Views/information on resilience or disruption of supply chains due to the Russian invasion in Ukraine and various sanctions

14 June 2022

Mechanical Engineering

The EU sanctions against Russia include

  • A ban on transport equipment to Russia
  • A ban of Russian and Belorussian freight road operations working in the EU


Russia is the tenth most important country receiving exports from the Austrian metal industries. Exports to Russia have been declining for decades.

The most important goods imported from Russia are aluminium, nickel and steel. Imports were already declining in 2021 as well.

The most significant goods to be imported from Belarus are iron wire and bar steel. Imports from Belarus are also declining.

The Austrian industry expects a total stop of exports to Belarus, Russia and Ukraine, not only due to sanctions but also due to logistical problems. This will likely shrink the growth of the metal industries in 2022 by 1-2%.

The fifth package of sanctions against Russia now stretches to cranes, construction machines and paper machines. Due to the logistical problems that were already present before the package, this will not change very much for the Austrian industry.

Companies report a positive situation. Assessment of the situation improved in March-April by 5%.

84% of the companies consider their order situation as “sufficient” or “more than sufficient” (March: 82%).

39% of the companies report no problems with regard to their business activities, 45% report staff shortages, 9% report capacity bottle necks.

Source: Fachverband Metalltechnische Industrie, Österreich - Gewerkschaft PRO-GE


The sector had a strong first quarter and the activities in the sector have increased. Like the overall economy, the sector is suffering from a strong rise in consumer prices.

The upswing is partly due to strong domestic demand, which is growing faster than export orders.

Supply is mainly hampered by a strong increase in material prices.

Foreign order books were well filled before the war, but this is likely to change in the next months.


German Industry Association VDMA reported that orders in April were down by 4% compared to March, due to the break away of the Russian and the Ukrainian market. Also investors from other countries are hesitating to invest in the current situation.

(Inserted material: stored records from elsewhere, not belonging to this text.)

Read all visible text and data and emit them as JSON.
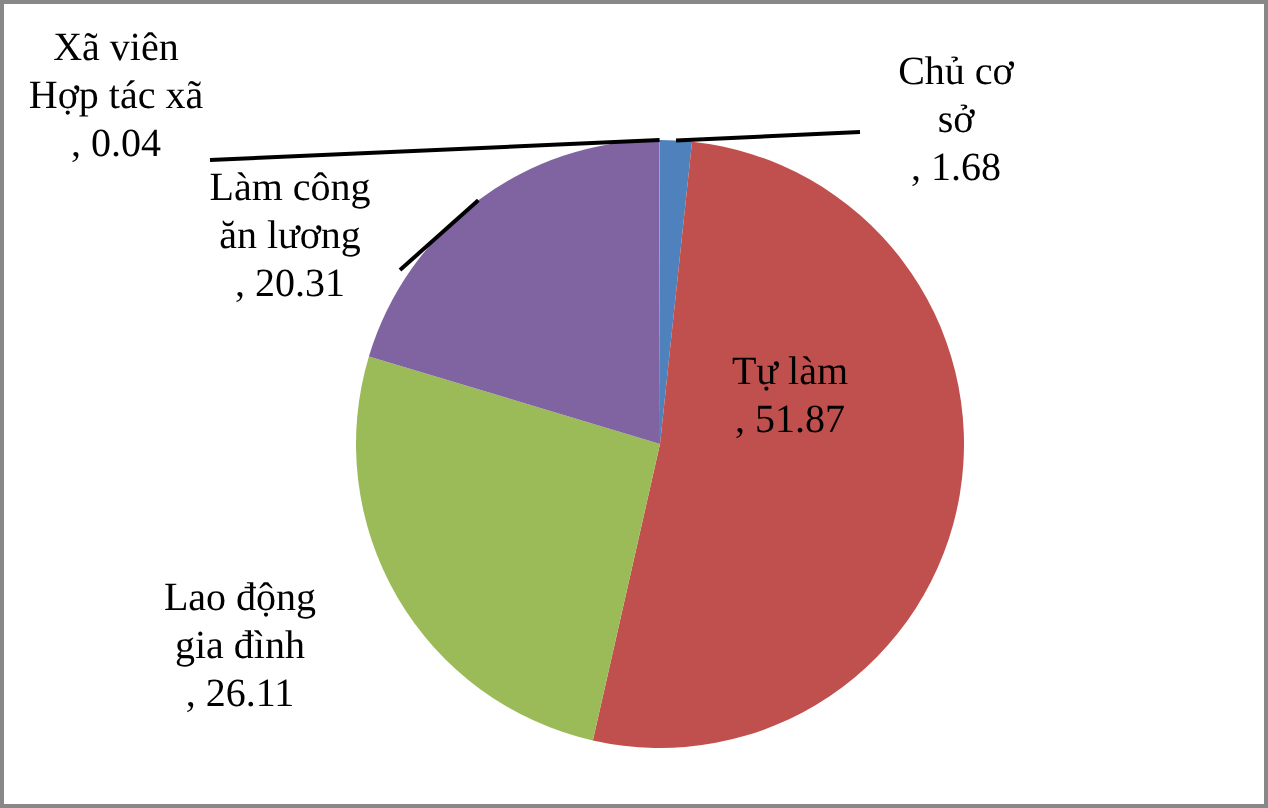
{
  "chart_data": {
    "type": "pie",
    "categories": [
      "Chủ cơ sở",
      "Tự làm",
      "Lao động gia đình",
      "Làm công ăn lương",
      "Xã viên Hợp tác xã"
    ],
    "values": [
      1.68,
      51.87,
      26.11,
      20.31,
      0.04
    ],
    "colors": [
      "#4f81bd",
      "#c0504d",
      "#9bbb59",
      "#8064a2",
      "#4bacc6"
    ],
    "value_labels": [
      ", 1.68",
      ", 51.87",
      ", 26.11",
      ", 20.31",
      ", 0.04"
    ],
    "legend": false
  }
}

In addition to that, the current lockdown in Shanghai has led to interruptions in the supply chain.

VDMA expects the German machinery sector to grow by 4% in production in 2022. Before the war, they projected the sector to grow by 7%.

German Employers’ Organisation Gesamtmetall reported that 69% of their members expect a rise in costs with regard to purchases. Roughly 50% expect significant slumps in turnover and profit. One third of the companies were not yet able to give reliable indications of the repercussions of the war on their business.

Most of the companies that have cut their business ties with Russia reported that it is difficult for them to find new suppliers. Significant supply chain ruptures will hamper the industry. Iron, steel and energy supply are particularly vulnerable parts of the supply chain. 38% of the companies with significant imports from Belarus,Russia or Ukraine estimate that it will be difficult for them to substitute for the missing supply.


SKF has decided to exit Russia - The intention is to divest the business in a controlled manner with the clear ambition of ensuring a future for SKF’s employees in Russia.